The principle of surgical treatment is to coagulate overgrown gums. The method is widely used in dental practice. The procedure is carried out using a special device with an electrode heated by an electric current.

The technique makes it possible to stop the inflammatory process and eliminate bleeding. After the operation, the gums acquire a normal color, the patient ceases to feel pain and discomfort.

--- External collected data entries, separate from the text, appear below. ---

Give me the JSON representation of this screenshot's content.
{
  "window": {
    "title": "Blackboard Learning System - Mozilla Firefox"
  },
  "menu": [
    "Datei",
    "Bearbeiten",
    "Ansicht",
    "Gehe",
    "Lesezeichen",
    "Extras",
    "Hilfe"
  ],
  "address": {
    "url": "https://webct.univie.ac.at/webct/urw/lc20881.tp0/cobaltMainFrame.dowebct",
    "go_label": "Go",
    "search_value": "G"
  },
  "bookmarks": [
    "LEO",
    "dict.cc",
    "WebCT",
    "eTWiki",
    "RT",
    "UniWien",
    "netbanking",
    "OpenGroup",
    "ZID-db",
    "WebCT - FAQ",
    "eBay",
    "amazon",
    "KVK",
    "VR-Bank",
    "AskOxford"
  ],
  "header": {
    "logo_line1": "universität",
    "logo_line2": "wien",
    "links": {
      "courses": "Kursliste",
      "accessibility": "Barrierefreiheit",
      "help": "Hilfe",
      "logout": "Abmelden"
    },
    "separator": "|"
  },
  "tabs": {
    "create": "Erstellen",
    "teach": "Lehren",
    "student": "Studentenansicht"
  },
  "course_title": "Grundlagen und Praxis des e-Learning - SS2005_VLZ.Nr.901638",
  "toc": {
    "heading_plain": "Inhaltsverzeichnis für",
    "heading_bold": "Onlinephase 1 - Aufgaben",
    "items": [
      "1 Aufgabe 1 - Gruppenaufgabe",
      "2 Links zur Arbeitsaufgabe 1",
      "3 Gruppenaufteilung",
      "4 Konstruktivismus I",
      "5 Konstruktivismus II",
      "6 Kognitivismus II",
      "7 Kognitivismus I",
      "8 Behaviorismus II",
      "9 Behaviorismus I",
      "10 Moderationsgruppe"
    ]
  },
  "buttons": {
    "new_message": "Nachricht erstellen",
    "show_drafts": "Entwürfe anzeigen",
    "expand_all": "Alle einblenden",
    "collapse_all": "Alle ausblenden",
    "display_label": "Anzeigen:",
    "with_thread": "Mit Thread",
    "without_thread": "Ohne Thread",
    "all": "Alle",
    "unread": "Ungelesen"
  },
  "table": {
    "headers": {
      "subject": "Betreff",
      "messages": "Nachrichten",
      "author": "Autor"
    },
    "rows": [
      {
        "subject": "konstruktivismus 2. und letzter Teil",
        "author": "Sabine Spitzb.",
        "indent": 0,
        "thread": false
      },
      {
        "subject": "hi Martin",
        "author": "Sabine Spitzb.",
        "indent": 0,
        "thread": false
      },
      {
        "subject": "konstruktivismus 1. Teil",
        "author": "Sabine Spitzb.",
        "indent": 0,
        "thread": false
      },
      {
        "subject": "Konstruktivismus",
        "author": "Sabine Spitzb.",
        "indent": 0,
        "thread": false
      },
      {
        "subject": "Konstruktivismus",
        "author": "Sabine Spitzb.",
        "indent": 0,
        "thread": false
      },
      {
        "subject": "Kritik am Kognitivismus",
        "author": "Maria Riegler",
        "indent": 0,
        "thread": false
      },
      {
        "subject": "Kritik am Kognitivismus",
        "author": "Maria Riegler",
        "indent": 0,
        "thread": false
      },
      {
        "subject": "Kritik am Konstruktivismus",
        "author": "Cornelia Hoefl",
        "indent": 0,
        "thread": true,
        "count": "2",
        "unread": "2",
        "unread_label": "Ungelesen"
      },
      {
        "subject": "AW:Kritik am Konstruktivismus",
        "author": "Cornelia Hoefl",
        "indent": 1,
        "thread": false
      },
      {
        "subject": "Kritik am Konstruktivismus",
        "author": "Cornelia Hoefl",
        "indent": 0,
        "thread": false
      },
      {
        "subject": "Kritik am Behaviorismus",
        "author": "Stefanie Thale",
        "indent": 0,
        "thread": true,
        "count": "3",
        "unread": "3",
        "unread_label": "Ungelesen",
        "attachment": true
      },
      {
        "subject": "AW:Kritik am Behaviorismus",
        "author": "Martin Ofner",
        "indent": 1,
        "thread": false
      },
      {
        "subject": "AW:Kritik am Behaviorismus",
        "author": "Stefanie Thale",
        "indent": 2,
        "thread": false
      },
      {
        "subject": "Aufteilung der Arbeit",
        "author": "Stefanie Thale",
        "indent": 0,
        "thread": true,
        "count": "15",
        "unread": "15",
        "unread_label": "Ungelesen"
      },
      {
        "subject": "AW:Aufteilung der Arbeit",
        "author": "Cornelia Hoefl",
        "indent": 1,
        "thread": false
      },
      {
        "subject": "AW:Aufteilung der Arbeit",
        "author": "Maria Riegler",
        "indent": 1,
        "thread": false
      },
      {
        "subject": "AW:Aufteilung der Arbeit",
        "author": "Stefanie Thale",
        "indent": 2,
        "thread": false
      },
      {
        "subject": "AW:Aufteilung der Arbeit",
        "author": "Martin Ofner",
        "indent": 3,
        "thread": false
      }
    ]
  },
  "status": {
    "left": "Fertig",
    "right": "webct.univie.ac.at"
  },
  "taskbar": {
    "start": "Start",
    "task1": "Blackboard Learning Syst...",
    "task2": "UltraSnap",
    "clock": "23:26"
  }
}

Why does gum fibromatosis occur?

Causes of the disease:

  • genetic pathology - single gene mutations, some forms of Down syndrome;
  • long-term use of certain medications - antiepileptic drugs, immunosuppressants;
  • hormonal disorders – diseases of the endocrine system, long-term use of hormonal contraceptives, anabolic steroids, etc.

Surgery can also provoke tissue proliferation.

In addition, symptoms similar to fibromatosis appear in some types of chronic infectious stomatitis.

A genetically determined form of gum hypertrophy is diagnosed after dental prosthetics and can last a lifetime, requiring periodic treatment. Dosage and hormonal forms can appear regardless of the patient’s gender and age and disappear completely after the cause is eliminated: for example, discontinuation or replacement of the drug, treatment of an endocrine disease.

Properties of hyaluronic acid used in dentistry:

  • anti-inflammatory – used for gum inflammation, periodontitis, and dental implantation;
  • bacteriostatic – suppresses the growth and development of bacteria in the area of ​​inflammation, which is actively used in the treatment of periodontitis;
  • regenerative – helps speed up the healing and recovery processes after surgery;
  • improves the fixation of bone materials when used for dental implantation (bone grafting), maintaining the stability and volume of the bone graft;
  • restores interdental papillae, reconstructing missing tissues;
  • helps in the restoration of tissues inside and outside the joint (injections of hyaluronic acid are used for disorders of the temporomandibular joints), reducing pain, eliminating clicks in the joint and restoring mobility to it.

Let's take a closer look at some areas of application of hyaluronic acid in dentistry.